Hidayatullah.com–Dengan segala kesempurnaan potensi dan karunia yang diberikan, manusia tetap saja tertatih bahkan terjatuh dalam menunaikan segala perintah dan menjauhi semua larangan yang digariskan oleh Allah Subhanahu wa Ta’ala (Swt).
Untuk itu mau tidak mau manusia butuh bertaubat kepada Allah. Memohon ampun kepada Allah atas kekurangan tersebut.
Menurut Abdurrahman Nashir as-Sa’di, penulis Tafsir as-Sa’di, inilah korelasi kuat mengapa taubat itu dikaitkan dengan keberuntungan hidup seorang Muslim.
Sebab tak ada jalan lain untuk menguatkan keimanan kecuali dengan memperbanyak sandaran kepada Allah Subhanahu Wata’ala.
Yaitu meninggalkan sesuatu yang dibenci oleh Allah Subhanahu Wata’ala menuju hal-hal yang dicintai-Nya, baik secara zhahir atau batin. Sedang ketika iman seorang Muslim menguat maka bayangan keberuntungan hidup itu menjadi sebuah keniscayaan baginya.

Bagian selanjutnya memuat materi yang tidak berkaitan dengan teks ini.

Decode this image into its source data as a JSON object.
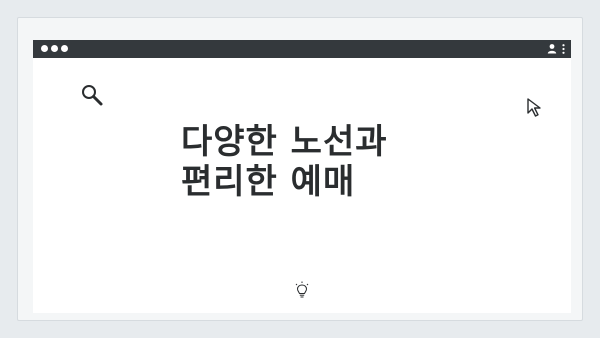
{
  "page": {
    "headline_line1": "다양한 노선과",
    "headline_line2": "편리한 예매"
  },
  "icons": {
    "search": "search-icon",
    "cursor": "cursor-arrow-icon",
    "idea": "lightbulb-icon",
    "user": "user-icon",
    "menu": "kebab-menu-icon"
  },
  "colors": {
    "background": "#e7ebee",
    "titlebar": "#34393d",
    "text": "#2a2d2f"
  }
}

Senada, Ibn Katsir menegaskan, tak ada keberuntungan dan kesuksesan hidup kecuali dengan menaati perintah AllahTa’ala dan Rasul-Nya dalam segala aspek kehidupan.
Hal ini berlaku bagi seluruh orang beriman, sebab dalam ayat di atas Allah memanggil mereka semua dengan lafadz “ayyuha al-mukminun”.
Bagi seorang Muslim, inilah pembeda yang paling utama ketika menyebut makna kebaikan dan keberkahan hidup.
Ketika orang itu berusaha untuk menjalankan agamanya maka apapun kondisi hidup yang dijalaninya, tetap saja hatinya merasa lapang.
Ibarat seekor ikan di dalam sebuah kolam air, jiwanya puas dan tenang menjalani kehidupan.
Lain halnya dengan kehidupan Barat yang mengukur segala kesuksesan hidup hanya dengan bingkai materi dan paradigma kebendaan. Akibatnya orang itu tak pernah merasa tenang dan bahagia.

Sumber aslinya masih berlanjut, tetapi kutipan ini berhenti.